IP fragmentation disagreement between current and stable
Don Lewis
truckman at FreeBSD.org
Tue Apr 22 22:52:26 PDT 2003
On 22 Apr, Mike Silbersack wrote:
>
> On Tue, 22 Apr 2003, Don Lewis wrote:
>
>> will contain 222 bytes of data. With a 14 byte Ethernet header and a 20
>> byte IP header, that just fits into one 256 byte mbuf. I wonder if
>> there is a divide by 4 to calculate the number of words, and the
>>
>> Could this be a driver problem instead of a problem in the stack itself?
>> Both ends are fxp cards.
>
> A similar problem was found with Via Rhine chips, where having multiple
> packets exactly fill up the internal FIFO seemed to cause those packets to
> be dropped.
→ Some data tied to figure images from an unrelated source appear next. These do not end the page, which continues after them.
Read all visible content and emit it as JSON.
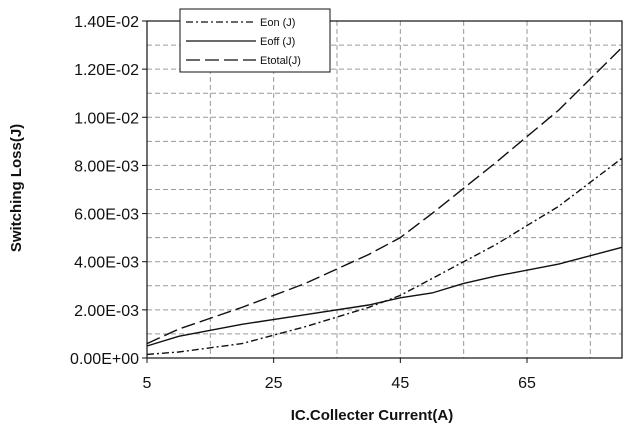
{
  "chart_data": {
    "type": "line",
    "xlabel": "IC.Collecter Current(A)",
    "ylabel": "Switching Loss(J)",
    "xlim": [
      5,
      80
    ],
    "ylim": [
      0,
      0.014
    ],
    "x_ticks": [
      5,
      25,
      45,
      65
    ],
    "x_tick_labels": [
      "5",
      "25",
      "45",
      "65"
    ],
    "y_ticks": [
      0,
      0.002,
      0.004,
      0.006,
      0.008,
      0.01,
      0.012,
      0.014
    ],
    "y_tick_labels": [
      "0.00E+00",
      "2.00E-03",
      "4.00E-03",
      "6.00E-03",
      "8.00E-03",
      "1.00E-02",
      "1.20E-02",
      "1.40E-02"
    ],
    "grid": true,
    "legend_position": "top-left",
    "series": [
      {
        "name": "Eon (J)",
        "dash": "dash-dot",
        "x": [
          5,
          10,
          20,
          30,
          40,
          45,
          50,
          60,
          70,
          80
        ],
        "y": [
          0.00015,
          0.00025,
          0.0006,
          0.0013,
          0.0021,
          0.0026,
          0.0033,
          0.0047,
          0.0063,
          0.0083
        ]
      },
      {
        "name": "Eoff (J)",
        "dash": "solid",
        "x": [
          5,
          10,
          20,
          30,
          40,
          45,
          50,
          55,
          60,
          70,
          80
        ],
        "y": [
          0.0005,
          0.0009,
          0.0014,
          0.0018,
          0.0022,
          0.0025,
          0.0027,
          0.0031,
          0.0034,
          0.0039,
          0.0046
        ]
      },
      {
        "name": "Etotal(J)",
        "dash": "long-dash",
        "x": [
          5,
          10,
          20,
          30,
          40,
          45,
          50,
          60,
          70,
          80
        ],
        "y": [
          0.0006,
          0.0012,
          0.0021,
          0.0031,
          0.0043,
          0.005,
          0.006,
          0.0081,
          0.0103,
          0.0129
        ]
      }
    ]
  }
}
Naturally, this only cropped up with fragmented ping packets
> of certain lengths. We never bothered patching it because, well, no clear
> solution presented itself, and it wouldn't occur in normal usage.
> (Actually, changing from store and forward back to smaller DMA sizes might
> have fixed it, I'm not sure.)
>
> So, I would not rule out the possibility of a driver / chipset bug.
It's starting to smell like a bug in the -current fxp driver. The de
card I tried works ok. The other fxp card I tried with the same part
number fails. I'd forgotten that I had a Red Hat 7.3 partition on this
box, so I reinstalled the fxp card and booted Red Hat and I was able to
ping the box, but that isn't quite as interesting as I had hoped because
Linux sends out the fragments in the reverse order. I also moved the
fxp card to a 4.8-stable box and it worked fine there too. The only
things I haven't tried are the D-Link card I stumbled across, and I
haven't tried booting current on one of my older machines that has an
fxp port on the motherboard.
The fact that tcpdump on the -current box doesn't show the problem also
makes me think that the problem isn't in the IP stack.